Performance · This subject is a bit vexed. After I wrote the first version, Dirkjan implemented it in Rust and it was way faster, which annoyed me because it ought to be I/O-bound. So I stole his best ideas and then Simon chipped in other good ones and we optimized more, and eventually it was at least as fast as the Rust version. Which is to say, plenty fast, and probably faster than what you’re using now.
But you only get the big payoff from all this work when you’re processing a file, as opposed to a stream; then tf feels shockingly fast, because it divides the file up into segments and scans them in parallel. Works remarkably well.

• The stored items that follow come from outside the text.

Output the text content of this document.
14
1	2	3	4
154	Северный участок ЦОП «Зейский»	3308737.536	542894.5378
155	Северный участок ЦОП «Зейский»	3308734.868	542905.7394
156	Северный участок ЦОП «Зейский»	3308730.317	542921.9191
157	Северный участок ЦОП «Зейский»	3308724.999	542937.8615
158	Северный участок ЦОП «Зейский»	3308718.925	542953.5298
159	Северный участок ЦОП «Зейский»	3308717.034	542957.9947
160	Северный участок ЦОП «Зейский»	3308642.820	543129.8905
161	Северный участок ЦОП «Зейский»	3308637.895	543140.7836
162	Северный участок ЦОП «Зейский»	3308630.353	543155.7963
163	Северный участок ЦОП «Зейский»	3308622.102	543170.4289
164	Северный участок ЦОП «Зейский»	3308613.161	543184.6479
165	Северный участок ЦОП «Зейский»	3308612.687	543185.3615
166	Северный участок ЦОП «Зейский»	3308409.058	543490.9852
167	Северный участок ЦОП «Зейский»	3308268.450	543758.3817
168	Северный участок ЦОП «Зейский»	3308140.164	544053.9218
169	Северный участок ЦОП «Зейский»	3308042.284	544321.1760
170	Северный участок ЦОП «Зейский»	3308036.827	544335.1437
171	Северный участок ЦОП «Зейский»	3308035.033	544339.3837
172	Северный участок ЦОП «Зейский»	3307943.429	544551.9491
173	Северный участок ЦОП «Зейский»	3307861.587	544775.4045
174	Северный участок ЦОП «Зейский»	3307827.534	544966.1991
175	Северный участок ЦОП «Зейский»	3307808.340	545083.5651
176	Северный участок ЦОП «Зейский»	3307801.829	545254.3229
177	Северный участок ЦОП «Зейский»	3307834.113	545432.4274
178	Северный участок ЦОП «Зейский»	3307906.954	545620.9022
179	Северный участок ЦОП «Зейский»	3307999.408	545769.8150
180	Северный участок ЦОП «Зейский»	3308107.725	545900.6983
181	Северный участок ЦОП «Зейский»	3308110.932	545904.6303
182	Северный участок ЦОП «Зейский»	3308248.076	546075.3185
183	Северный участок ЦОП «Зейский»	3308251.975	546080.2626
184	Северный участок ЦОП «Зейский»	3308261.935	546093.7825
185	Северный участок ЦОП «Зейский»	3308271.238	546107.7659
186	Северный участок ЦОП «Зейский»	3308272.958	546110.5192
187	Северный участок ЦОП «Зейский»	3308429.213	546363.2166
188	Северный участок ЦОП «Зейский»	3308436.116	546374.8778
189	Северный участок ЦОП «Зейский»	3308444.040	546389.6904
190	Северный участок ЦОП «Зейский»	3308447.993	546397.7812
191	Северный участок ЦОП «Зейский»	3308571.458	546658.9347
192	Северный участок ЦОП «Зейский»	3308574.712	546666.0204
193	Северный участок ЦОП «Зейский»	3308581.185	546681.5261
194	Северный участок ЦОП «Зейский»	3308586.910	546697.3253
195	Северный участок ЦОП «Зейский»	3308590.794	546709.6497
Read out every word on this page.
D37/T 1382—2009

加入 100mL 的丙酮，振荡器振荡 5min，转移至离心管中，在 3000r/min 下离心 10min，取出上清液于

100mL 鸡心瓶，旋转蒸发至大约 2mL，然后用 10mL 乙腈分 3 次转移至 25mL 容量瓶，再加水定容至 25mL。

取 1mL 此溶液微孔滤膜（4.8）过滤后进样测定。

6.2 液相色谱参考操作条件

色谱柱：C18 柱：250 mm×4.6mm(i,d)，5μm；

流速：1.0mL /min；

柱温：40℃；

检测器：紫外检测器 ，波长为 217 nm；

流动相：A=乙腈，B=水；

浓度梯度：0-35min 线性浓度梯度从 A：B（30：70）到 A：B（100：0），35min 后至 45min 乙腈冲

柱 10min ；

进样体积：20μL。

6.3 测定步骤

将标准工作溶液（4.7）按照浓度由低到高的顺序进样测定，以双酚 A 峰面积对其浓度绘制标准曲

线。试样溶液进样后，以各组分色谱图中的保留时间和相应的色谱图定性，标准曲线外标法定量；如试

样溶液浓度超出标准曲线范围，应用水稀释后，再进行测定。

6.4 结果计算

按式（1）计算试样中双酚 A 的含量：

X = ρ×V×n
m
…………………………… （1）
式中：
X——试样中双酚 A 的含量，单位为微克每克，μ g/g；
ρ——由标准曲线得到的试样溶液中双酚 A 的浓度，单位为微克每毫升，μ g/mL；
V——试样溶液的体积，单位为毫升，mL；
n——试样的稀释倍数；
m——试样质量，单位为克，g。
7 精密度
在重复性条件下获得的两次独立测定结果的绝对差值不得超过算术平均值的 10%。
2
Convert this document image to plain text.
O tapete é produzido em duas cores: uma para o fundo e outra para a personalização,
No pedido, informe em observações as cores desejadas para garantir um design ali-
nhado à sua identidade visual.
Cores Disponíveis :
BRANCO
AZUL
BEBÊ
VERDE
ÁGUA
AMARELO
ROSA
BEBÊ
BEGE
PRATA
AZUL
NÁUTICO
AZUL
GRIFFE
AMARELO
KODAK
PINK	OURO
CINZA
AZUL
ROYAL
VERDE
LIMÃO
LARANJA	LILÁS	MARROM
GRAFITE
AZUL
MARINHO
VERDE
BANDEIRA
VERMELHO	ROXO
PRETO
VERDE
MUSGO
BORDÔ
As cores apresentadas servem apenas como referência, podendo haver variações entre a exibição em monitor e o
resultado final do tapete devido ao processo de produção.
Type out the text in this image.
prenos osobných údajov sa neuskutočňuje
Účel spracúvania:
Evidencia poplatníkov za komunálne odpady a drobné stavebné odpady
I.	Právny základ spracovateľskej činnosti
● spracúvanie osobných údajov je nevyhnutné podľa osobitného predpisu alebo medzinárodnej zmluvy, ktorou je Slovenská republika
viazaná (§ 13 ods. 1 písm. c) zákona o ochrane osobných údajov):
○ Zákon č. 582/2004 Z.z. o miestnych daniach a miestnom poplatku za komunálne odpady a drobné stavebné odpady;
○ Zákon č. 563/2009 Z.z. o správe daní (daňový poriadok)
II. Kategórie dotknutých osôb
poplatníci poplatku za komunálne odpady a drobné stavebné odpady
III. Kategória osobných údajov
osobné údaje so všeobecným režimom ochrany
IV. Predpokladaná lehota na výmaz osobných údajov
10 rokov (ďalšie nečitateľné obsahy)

Unfortunately that doesn’t happen too often. Normally, you’re grepping for something or teeing off another stream or whatever. In which case, performance is totally limited by reading the stream; I’ve profiled the hell out of this and the actual tf code doesn’t show up in any of the graphs, just the I/O-related buffer wrangling and garbage collection. Maybe I’m missing something. But I’m pretty sure tf will keep up with any stream you can throw at it.
Tooling · Over the years I’ve become an adequate user of GitHub CI. It’s good to watch that ecosystem become richer and slicker; the things you need seem to be there and for an OSS hobbyist like me, are generally free. Still, it bothers me that Everything Is On GitHub. I need to become aware of the alternatives.
I still live in JetBrains-land, in this case specifically Goland, albeit unfashionably in Light mode. It scratches my itches.
Anyhow, everything is easier if you have no dependencies. And our whole profession needs to be more thoughtful about its dependencies.
Dirty secret · I’ve always wanted to ship a two-letter shell command that someone might use. Now I have. And I do think tf will earn a home in a few folks’ toolboxes.